Il presidente del consiglio incaricato Giuseppe Conte incontra il presidente Sergio Mattarella per presentare il nuovo governo, Roma, il 4 settembre 2019. (Giandotti, Eidon/Camera Press/Contrasto)
06 settembre 2019 10:09

Saranno in tanti, in Italia e non solo, ad avere tirato un bel sospiro di sollievo. Niente più servizi televisivi, giorno per giorno, con il ministro Salvini ora agghindato in una felpa dei carabinieri o della polizia, ora in una polo dell’Aeronautica militare o della polizia locale, niente rischio di elezioni imminenti con la prospettiva di trovarsi il leader della Lega presidente del consiglio: il pericolo di una brutta svolta a destra dell’Italia, una svolta che avrebbe accentuato tanto i conflitti all’interno del paese quanto quelli sulla scena europea, per il momento è scampato.
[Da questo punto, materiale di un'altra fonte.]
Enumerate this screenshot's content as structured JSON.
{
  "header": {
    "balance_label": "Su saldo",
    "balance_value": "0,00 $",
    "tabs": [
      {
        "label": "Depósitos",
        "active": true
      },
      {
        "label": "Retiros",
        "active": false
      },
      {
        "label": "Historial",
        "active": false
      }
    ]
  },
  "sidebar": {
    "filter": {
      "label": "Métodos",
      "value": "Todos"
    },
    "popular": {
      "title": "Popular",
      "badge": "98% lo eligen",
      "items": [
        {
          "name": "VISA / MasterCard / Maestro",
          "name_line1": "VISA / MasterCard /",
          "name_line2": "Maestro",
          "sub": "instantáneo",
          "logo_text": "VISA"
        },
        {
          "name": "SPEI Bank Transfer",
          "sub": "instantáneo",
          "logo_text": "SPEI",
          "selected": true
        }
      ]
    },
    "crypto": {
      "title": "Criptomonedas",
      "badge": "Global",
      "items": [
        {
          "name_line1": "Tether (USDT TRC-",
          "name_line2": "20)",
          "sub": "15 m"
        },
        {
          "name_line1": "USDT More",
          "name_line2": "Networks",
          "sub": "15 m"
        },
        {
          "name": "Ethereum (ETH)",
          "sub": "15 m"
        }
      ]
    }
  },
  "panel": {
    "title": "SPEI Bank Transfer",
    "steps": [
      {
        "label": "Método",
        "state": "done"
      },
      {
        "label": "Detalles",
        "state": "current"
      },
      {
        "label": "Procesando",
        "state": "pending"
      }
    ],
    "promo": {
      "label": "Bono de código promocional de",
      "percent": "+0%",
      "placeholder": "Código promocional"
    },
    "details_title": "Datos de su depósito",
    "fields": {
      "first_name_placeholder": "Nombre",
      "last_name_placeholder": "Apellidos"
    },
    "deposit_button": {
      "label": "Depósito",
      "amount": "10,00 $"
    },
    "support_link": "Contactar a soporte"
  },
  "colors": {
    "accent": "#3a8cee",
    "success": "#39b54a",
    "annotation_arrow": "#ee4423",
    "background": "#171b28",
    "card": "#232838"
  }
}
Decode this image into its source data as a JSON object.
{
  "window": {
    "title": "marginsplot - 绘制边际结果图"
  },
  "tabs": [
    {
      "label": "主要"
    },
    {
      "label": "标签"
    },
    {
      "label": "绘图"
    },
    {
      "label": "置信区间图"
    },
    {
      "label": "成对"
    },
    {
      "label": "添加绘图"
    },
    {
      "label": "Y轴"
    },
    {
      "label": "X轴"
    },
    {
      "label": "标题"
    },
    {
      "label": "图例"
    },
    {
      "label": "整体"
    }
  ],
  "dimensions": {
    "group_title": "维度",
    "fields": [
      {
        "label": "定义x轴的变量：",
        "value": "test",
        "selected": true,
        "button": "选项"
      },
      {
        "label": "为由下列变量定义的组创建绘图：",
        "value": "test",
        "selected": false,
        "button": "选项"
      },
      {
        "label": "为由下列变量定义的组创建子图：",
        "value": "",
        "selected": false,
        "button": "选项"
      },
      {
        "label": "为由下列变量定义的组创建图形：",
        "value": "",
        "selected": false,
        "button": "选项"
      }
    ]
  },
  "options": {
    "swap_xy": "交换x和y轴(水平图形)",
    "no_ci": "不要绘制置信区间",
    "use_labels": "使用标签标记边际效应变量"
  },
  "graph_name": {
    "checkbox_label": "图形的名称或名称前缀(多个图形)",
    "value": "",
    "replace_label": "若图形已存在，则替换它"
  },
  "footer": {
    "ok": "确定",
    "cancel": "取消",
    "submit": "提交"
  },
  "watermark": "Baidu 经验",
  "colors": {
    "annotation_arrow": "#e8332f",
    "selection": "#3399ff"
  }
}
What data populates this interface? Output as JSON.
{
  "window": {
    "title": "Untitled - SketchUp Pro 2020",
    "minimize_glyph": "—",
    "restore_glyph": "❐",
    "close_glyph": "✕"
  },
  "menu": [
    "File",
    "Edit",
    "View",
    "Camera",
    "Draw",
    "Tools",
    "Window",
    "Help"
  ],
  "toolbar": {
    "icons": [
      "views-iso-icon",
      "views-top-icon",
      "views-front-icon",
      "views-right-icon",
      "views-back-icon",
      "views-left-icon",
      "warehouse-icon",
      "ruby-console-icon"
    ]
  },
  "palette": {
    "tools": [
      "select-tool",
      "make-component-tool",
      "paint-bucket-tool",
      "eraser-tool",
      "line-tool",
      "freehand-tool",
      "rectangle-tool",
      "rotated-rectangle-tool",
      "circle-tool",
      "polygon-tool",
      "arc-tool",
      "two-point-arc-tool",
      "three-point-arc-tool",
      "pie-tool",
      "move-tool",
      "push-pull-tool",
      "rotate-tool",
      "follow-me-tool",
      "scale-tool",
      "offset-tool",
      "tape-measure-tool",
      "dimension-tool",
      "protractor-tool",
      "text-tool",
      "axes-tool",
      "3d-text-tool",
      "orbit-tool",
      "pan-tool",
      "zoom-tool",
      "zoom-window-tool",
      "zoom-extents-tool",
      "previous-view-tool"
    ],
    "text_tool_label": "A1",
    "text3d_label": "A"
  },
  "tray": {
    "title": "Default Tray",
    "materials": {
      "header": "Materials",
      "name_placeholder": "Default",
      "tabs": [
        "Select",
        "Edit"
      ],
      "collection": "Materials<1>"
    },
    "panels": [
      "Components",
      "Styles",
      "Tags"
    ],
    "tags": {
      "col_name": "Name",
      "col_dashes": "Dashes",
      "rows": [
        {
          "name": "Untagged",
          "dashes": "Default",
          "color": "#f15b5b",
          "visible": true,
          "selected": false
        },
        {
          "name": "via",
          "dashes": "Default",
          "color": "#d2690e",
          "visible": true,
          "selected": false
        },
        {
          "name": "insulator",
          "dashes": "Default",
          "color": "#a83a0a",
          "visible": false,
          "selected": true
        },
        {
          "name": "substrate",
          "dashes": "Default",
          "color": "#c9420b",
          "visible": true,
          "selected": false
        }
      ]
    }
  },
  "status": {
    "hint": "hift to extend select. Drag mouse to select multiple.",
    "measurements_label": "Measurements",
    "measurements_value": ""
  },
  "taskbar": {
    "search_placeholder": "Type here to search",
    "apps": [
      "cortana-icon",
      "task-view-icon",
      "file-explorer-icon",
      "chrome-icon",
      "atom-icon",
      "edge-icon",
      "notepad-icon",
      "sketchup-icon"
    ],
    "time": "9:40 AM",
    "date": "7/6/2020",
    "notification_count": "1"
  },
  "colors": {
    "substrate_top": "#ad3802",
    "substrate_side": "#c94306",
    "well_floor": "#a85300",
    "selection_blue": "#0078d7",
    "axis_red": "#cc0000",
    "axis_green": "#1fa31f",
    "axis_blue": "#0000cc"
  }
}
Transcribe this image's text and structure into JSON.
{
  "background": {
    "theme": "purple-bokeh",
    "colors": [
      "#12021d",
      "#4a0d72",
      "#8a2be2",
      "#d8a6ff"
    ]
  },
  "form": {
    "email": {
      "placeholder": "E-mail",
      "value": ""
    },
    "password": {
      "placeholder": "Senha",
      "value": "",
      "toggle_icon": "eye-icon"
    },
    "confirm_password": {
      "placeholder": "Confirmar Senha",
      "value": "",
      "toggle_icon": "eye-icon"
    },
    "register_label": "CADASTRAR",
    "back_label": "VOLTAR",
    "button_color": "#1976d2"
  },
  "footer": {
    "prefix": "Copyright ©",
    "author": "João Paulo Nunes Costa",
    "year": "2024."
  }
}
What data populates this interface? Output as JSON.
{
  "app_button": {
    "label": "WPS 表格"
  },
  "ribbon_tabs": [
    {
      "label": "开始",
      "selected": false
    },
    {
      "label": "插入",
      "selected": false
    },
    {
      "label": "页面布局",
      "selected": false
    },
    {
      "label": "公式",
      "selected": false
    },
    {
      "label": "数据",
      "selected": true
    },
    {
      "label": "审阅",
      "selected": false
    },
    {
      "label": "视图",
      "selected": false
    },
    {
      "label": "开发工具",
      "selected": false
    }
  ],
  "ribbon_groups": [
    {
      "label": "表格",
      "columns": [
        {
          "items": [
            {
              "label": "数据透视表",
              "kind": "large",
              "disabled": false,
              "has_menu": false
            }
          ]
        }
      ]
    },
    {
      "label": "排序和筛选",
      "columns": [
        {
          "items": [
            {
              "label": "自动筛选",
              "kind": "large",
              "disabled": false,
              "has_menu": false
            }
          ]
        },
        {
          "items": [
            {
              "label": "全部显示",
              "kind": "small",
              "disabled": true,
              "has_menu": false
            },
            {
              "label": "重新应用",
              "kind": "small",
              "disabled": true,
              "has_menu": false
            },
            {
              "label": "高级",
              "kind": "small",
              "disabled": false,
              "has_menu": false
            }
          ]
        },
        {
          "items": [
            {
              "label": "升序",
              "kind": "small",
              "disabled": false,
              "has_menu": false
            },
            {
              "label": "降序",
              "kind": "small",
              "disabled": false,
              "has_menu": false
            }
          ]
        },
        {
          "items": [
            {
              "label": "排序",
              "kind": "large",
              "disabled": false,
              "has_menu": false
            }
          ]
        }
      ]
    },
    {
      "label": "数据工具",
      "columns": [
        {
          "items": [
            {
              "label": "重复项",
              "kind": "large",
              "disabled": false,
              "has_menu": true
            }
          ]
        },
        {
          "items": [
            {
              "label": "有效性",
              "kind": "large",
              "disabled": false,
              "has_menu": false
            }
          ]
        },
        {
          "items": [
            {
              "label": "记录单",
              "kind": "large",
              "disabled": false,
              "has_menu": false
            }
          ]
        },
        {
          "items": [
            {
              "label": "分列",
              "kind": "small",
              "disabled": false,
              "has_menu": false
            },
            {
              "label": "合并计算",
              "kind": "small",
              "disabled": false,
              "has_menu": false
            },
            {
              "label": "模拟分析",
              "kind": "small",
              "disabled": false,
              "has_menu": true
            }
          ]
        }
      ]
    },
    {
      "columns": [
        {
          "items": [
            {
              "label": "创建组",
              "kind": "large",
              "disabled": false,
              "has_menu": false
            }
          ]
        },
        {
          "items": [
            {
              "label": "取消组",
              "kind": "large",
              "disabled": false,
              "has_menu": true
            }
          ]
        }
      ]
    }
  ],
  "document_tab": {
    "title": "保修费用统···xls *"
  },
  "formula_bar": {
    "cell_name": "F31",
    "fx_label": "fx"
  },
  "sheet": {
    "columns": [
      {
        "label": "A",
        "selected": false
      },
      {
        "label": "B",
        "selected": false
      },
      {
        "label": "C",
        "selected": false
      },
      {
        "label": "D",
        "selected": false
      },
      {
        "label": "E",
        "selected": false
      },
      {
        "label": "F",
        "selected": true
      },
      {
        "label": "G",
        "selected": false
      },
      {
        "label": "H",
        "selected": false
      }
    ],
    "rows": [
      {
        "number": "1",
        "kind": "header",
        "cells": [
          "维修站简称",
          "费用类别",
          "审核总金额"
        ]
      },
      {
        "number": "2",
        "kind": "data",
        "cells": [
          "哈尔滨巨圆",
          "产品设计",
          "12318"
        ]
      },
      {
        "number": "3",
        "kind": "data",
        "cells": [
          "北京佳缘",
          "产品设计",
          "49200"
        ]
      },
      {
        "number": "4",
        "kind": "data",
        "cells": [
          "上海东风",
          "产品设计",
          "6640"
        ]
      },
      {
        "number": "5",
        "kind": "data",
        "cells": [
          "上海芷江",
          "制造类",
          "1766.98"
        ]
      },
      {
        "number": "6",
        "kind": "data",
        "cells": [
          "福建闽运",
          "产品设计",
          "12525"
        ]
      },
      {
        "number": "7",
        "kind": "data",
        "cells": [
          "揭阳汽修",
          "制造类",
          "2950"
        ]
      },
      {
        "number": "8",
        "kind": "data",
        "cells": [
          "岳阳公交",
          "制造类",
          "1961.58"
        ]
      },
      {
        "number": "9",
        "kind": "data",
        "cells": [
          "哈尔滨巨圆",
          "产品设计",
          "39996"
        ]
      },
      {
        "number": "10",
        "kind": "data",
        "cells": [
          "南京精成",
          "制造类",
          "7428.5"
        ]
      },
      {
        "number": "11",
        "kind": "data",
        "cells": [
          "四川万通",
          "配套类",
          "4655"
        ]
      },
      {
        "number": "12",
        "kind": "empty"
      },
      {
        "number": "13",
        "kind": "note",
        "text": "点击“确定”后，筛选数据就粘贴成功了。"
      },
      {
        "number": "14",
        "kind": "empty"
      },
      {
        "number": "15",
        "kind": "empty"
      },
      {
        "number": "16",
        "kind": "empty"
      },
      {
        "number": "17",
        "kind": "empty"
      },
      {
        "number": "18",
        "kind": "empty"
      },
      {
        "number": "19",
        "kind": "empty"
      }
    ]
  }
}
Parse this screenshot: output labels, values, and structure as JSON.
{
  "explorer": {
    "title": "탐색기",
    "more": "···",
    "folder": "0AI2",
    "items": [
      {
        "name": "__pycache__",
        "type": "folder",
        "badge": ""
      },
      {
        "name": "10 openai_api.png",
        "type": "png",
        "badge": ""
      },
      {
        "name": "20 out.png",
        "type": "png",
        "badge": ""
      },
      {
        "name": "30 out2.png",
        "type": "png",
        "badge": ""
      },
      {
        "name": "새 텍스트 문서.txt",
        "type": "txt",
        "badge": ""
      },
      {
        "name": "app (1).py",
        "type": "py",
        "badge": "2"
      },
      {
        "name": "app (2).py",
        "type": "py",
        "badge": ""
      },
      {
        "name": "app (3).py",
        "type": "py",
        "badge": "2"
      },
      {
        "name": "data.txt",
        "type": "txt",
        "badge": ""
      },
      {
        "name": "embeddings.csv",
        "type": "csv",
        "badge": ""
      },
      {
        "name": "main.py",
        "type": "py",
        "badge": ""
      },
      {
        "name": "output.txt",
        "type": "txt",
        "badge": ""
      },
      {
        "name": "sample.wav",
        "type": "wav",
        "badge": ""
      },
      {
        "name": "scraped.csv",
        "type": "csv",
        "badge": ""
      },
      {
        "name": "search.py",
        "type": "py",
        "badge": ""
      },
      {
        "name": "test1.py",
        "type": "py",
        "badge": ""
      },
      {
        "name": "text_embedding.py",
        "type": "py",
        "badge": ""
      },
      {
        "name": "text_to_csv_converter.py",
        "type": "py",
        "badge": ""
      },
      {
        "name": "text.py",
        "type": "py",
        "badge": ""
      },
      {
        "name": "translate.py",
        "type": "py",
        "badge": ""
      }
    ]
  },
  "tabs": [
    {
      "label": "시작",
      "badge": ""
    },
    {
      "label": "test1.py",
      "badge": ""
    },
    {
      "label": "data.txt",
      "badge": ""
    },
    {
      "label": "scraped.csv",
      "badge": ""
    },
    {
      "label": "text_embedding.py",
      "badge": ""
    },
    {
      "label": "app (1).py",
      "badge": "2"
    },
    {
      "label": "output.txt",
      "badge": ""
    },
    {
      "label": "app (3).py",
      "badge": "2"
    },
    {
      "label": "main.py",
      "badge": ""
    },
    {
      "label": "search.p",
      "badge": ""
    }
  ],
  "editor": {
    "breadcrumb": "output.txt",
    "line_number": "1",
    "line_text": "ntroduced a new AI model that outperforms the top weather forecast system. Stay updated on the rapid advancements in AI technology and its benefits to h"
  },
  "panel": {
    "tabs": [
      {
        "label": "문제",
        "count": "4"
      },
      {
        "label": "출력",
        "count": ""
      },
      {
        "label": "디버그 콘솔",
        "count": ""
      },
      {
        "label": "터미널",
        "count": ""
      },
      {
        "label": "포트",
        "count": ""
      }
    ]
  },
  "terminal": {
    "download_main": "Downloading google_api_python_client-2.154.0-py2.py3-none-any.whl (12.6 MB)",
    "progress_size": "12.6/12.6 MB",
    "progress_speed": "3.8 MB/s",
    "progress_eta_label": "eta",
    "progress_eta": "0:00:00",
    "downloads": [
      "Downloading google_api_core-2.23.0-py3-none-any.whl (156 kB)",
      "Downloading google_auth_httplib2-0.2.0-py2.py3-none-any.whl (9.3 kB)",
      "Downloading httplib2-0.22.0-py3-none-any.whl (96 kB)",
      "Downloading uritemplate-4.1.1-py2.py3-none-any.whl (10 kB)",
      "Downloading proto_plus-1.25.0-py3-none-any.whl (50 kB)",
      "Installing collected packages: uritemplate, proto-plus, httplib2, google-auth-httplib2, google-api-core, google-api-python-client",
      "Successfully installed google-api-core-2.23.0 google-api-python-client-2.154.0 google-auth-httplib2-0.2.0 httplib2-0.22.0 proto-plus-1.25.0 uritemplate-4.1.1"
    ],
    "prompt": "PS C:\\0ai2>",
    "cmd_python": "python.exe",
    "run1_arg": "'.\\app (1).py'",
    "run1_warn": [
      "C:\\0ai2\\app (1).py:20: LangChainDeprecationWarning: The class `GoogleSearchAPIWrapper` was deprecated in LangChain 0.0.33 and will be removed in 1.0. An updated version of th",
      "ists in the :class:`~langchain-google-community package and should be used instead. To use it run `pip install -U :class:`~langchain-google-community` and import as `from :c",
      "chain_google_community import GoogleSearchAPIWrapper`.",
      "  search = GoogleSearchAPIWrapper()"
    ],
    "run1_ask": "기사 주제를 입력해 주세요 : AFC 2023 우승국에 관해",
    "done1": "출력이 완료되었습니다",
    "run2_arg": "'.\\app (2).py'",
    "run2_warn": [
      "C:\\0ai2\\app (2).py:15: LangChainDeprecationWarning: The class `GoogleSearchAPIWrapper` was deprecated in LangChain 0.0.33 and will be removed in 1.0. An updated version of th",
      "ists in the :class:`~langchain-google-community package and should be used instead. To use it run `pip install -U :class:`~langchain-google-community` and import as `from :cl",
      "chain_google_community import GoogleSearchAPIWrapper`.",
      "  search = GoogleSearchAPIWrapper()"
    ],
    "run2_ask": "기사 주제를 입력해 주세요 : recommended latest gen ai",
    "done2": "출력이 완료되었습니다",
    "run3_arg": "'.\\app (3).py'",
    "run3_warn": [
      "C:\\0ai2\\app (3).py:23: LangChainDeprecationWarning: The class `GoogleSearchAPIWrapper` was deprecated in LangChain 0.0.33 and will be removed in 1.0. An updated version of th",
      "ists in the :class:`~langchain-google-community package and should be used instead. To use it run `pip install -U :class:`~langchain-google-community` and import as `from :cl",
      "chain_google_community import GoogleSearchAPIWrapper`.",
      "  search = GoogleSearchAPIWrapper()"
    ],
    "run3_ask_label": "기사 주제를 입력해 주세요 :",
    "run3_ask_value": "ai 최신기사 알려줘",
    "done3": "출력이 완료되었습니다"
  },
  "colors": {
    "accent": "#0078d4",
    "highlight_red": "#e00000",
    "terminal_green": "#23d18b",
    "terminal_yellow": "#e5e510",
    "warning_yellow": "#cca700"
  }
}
Ma sarebbe ingeneroso parlare di Matteo Salvini come di uno sprovveduto che non sa fare i suoi calcoli. Da politico spregiudicato qual è li ha sempre fatti benissimo da quando ha preso i redini della Lega nel 2013. Lui, fino ad allora “padano” convinto – “la bandiera italiana non mi dice niente” – ha impresso a quel partito regionalista-secessionista una svolta da capogiro, trasformandolo in una forza ultranazionalista – “prima gli italiani!” – con felpe annesse e connesse.

Ha saputo cogliere, nel 2018, l’occasione del governo al fianco del Movimento 5 stelle. E ha saputo usare il ministero dell’interno come postazione da cui portare avanti la sua feroce campagna propagandistica contro “lo straniero”, portando la Lega al 34 per cento nelle elezioni europee.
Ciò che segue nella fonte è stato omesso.